Os rebeldes pró-Moscou celebraram no domingo dois referendos sobre as declarações de independência das autoproclamadas "República Popular de Donetsk" e "República Popular de Lugansk".

As autoridades ucranianas e a comunidade internacional temem a reprodução de um cenário similar ao que levou, em março, à anexação da península da Crimeia à Rússia, após um referendo. O presidente interino da Ucrânia, Olexander Turchynov, chamou nesta segunda-feira de "farsa" sem efeitos jurídicos os referendos.

"A farsa que os terroristas chamam de referendo é apenas um disfarce propagandístico dos assassinatos, sequestros, violência e outros crimes graves", declarou Turchynov no Parlamento. As autoridades de Kiev "continuarão dialogando com aqueles que no leste da Ucrânia não têm as mãos manchadas de sangue e estão
dispostos a defender seus objetivos de maneira legal", completou. O único "efeito legal" do referendo é levar à justiça os que o convocaram, disse o presidente interino.

Conversações com separatistas

Para buscar uma saída da crise, a Organização para a Cooperação e a Segurança na Europa (OSCE) nomeou nesta segunda-feira o veterano diplomata alemão Wolfgang Ischinger como mediador da organização na Ucrânia.  O presidente da OSCE, Didier Bulkhalter, afirmou que o governo ucraniano aceitou a proposta de mediação, durante uma reunião com os ministros das Relações Exteriores da União Europeia (UE) em Bruxelas.

Ao mesmo tempo, ele destacou a abertura de Moscou ao diálogo sobre a Ucrânia e considerou que a UE não deve realizar medidas "que podem ser consideradas como uma provocação". "Vimos em Moscou que há uma abertura para o diálogo", disse.

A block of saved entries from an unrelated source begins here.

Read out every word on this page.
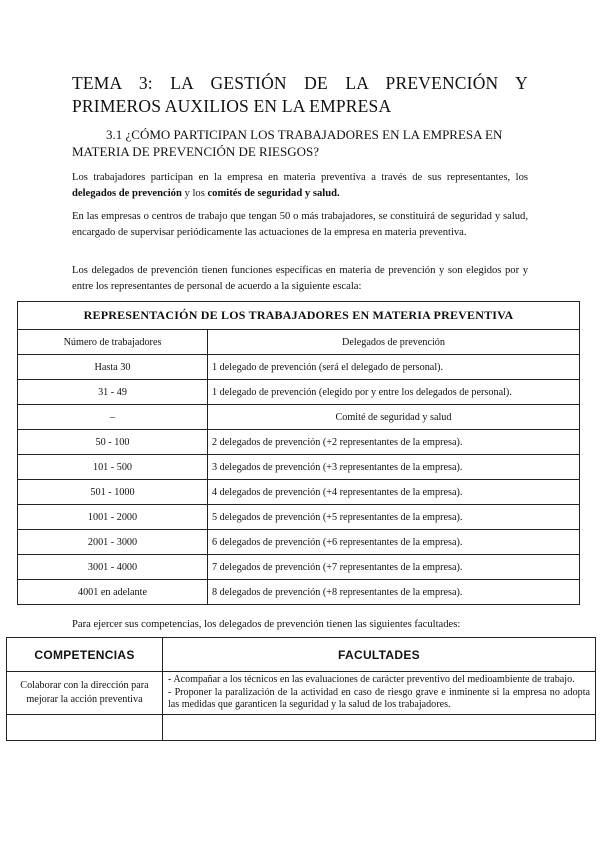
TEMA 3: LA GESTIÓN DE LA PREVENCIÓN Y PRIMEROS AUXILIOS EN LA EMPRESA
3.1 ¿CÓMO PARTICIPAN LOS TRABAJADORES EN LA EMPRESA EN MATERIA DE PREVENCIÓN DE RIESGOS?
Los trabajadores participan en la empresa en materia preventiva a través de sus representantes, los delegados de prevención y los comités de seguridad y salud.
En las empresas o centros de trabajo que tengan 50 o más trabajadores, se constituirá de seguridad y salud, encargado de supervisar periódicamente las actuaciones de la empresa en materia preventiva.
Los delegados de prevención tienen funciones específicas en materia de prevención y son elegidos por y entre los representantes de personal de acuerdo a la siguiente escala:
REPRESENTACIÓN DE LOS TRABAJADORES EN MATERIA PREVENTIVA	
Número de trabajadores	Delegados de prevención
Hasta 30	1 delegado de prevención (será el delegado de personal).
31 - 49	1 delegado de prevención (elegido por y entre los delegados de personal).
–	Comité de seguridad y salud
50 - 100	2 delegados de prevención (+2 representantes de la empresa).
101 - 500	3 delegados de prevención (+3 representantes de la empresa).
501 - 1000	4 delegados de prevención (+4 representantes de la empresa).
1001 - 2000	5 delegados de prevención (+5 representantes de la empresa).
2001 - 3000	6 delegados de prevención (+6 representantes de la empresa).
3001 - 4000	7 delegados de prevención (+7 representantes de la empresa).
4001 en adelante	8 delegados de prevención (+8 representantes de la empresa).
Para ejercer sus competencias, los delegados de prevención tienen las siguientes facultades:
COMPETENCIAS	FACULTADES
Colaborar con la dirección para mejorar la acción preventiva	- Acompañar a los técnicos en las evaluaciones de carácter preventivo del medioambiente de trabajo.
- Proponer la paralización de la actividad en caso de riesgo grave e inminente si la empresa no adopta las medidas que garanticen la seguridad y la salud de los trabajadores.
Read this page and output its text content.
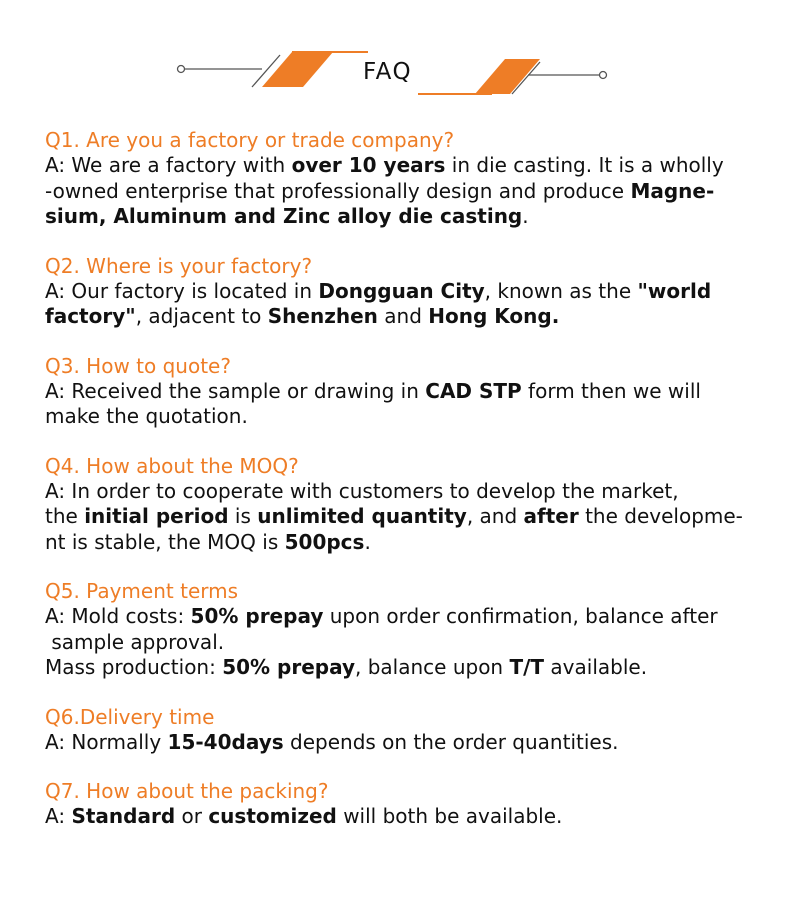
FAQ
Q1. Are you a factory or trade company?
A: We are a factory with over 10 years in die casting. It is a wholly
-owned enterprise that professionally design and produce Magne-
sium, Aluminum and Zinc alloy die casting.
Q2. Where is your factory?
A: Our factory is located in Dongguan City, known as the "world
factory", adjacent to Shenzhen and Hong Kong.
Q3. How to quote?
A: Received the sample or drawing in CAD STP form then we will
make the quotation.
Q4. How about the MOQ?
A: In order to cooperate with customers to develop the market,
the initial period is unlimited quantity, and after the developme-
nt is stable, the MOQ is 500pcs.
Q5. Payment terms
A: Mold costs: 50% prepay upon order confirmation, balance after
sample approval.
Mass production: 50% prepay, balance upon T/T available.
Q6.Delivery time
A: Normally 15-40days depends on the order quantities.
Q7. How about the packing?
A: Standard or customized will both be available.
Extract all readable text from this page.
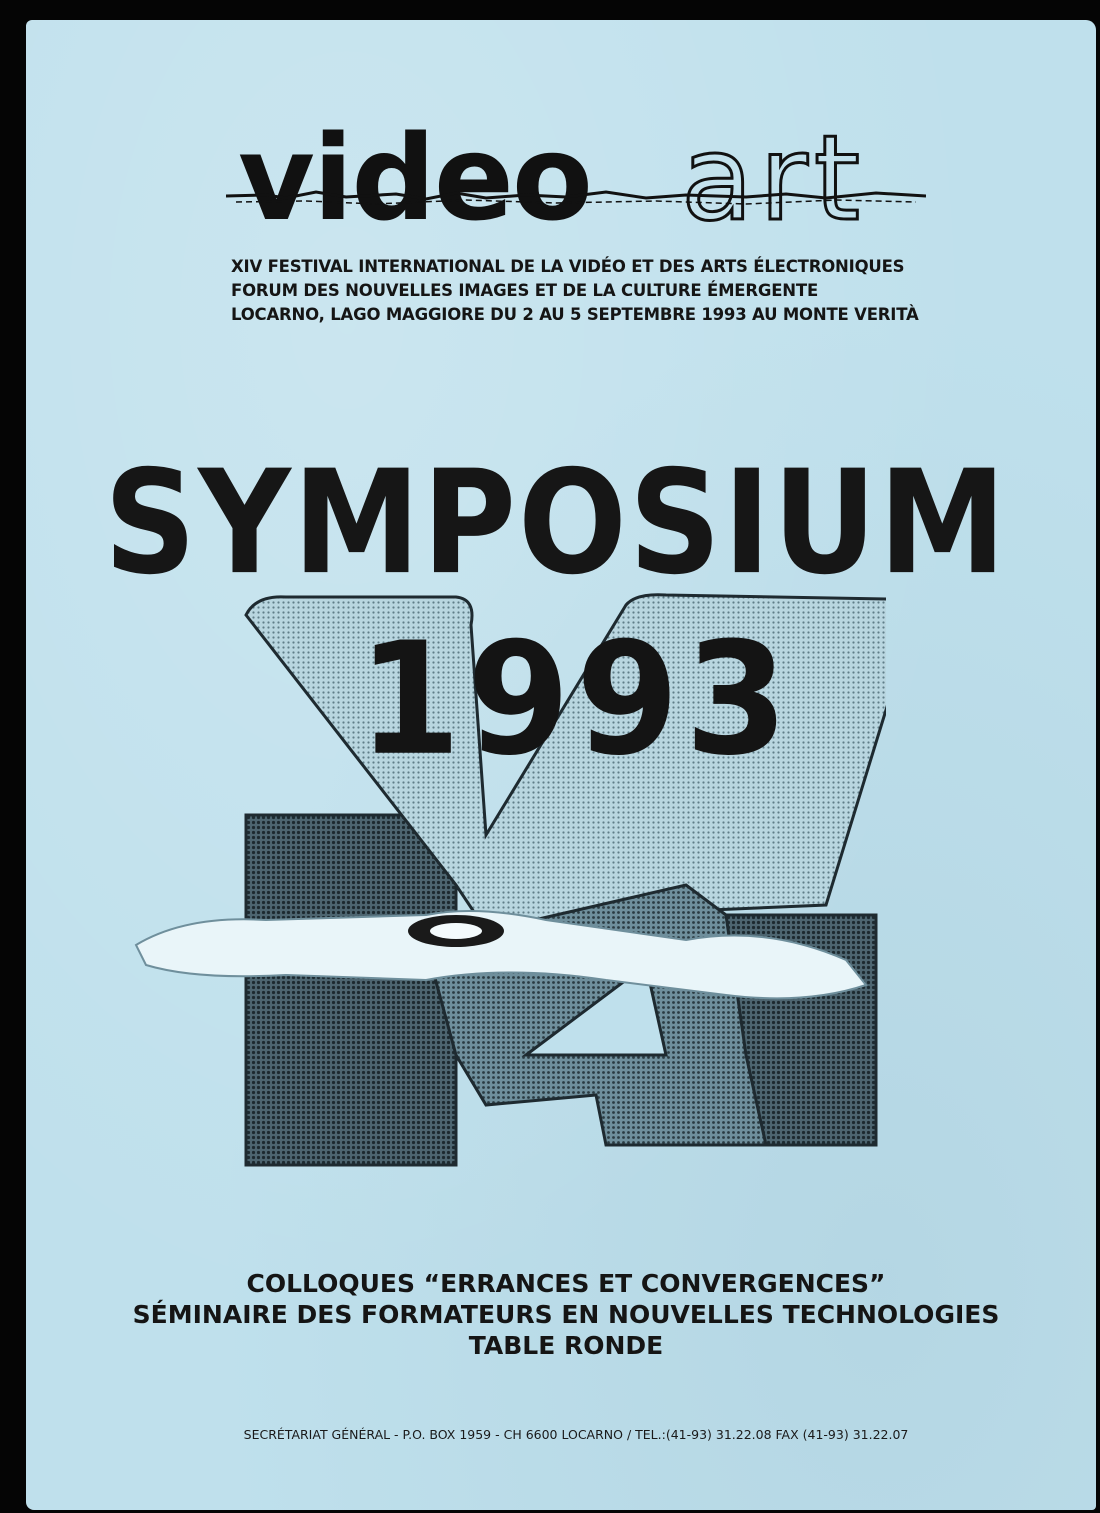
video art
XIV FESTIVAL INTERNATIONAL DE LA VIDÉO ET DES ARTS ÉLECTRONIQUES
FORUM DES NOUVELLES IMAGES ET DE LA CULTURE ÉMERGENTE
LOCARNO, LAGO MAGGIORE DU 2 AU 5 SEPTEMBRE 1993 AU MONTE VERITÀ
SYMPOSIUM
1993
COLLOQUES “ERRANCES ET CONVERGENCES”
SÉMINAIRE DES FORMATEURS EN NOUVELLES TECHNOLOGIES
TABLE RONDE
SECRÉTARIAT GÉNÉRAL - P.O. BOX 1959 - CH 6600 LOCARNO / TEL.:(41-93) 31.22.08 FAX (41-93) 31.22.07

Mas a Rússia descarta a ideia de novas negociações internacionais sobre a Ucrânia se o diálogo não contar com os representantes das regiões separatistas do leste do país, declarou o ministro das Relações Exteriores, Serguei Lavrov. "Voltar a reunir-se a quatro partes não faz sentido", declarou Lavrov ao ser questionado sobre a possibilidade de uma nova rodada de negociações entre Rússia, Ucrânia, União Europeia e Estados Unidos, como a celebrada em abril em Genebra.

No entanto, a UE decidiu nesta segunda-feira adicionar 13 indivíduos e duas empresas a mais na lista de pessoas físicas e jurídicas submetidas a uma proibição de visto e ao congelamento de bens pela crise na Ucrânia. As 13 pessoas, russas e ucranianas, entram para a lista que já contava com 48 personalidades punidas desde o início da crise. As duas empresas incluídas na lista são duas instituições que tiraram proveito da anexação da Crimeia à Rússia, segundo fontes diplomáticas. Os nomes das pessoas e das empresas ainda não foram divulgados.

A terceira fase das sanções, que incluem medidas punitivas em diferentes setores econômicos, com um custo para os países com maiores vínculos comerciais com a Rússia, gera profundas divisões entre os 28 países membros do bloco.

Eleição mantida para 25 de maio Kiev pretende manter a eleição presidencial antecipada de 25 de maio e acusa Moscou de tentar impedir a votação.  Os rebeldes, que não aceitam as eleições, chamam de "fascista" o governo provisório, que assumiu o poder após a queda do presidente pró-Rússia Viktor Yanukovytch no fim de fevereiro.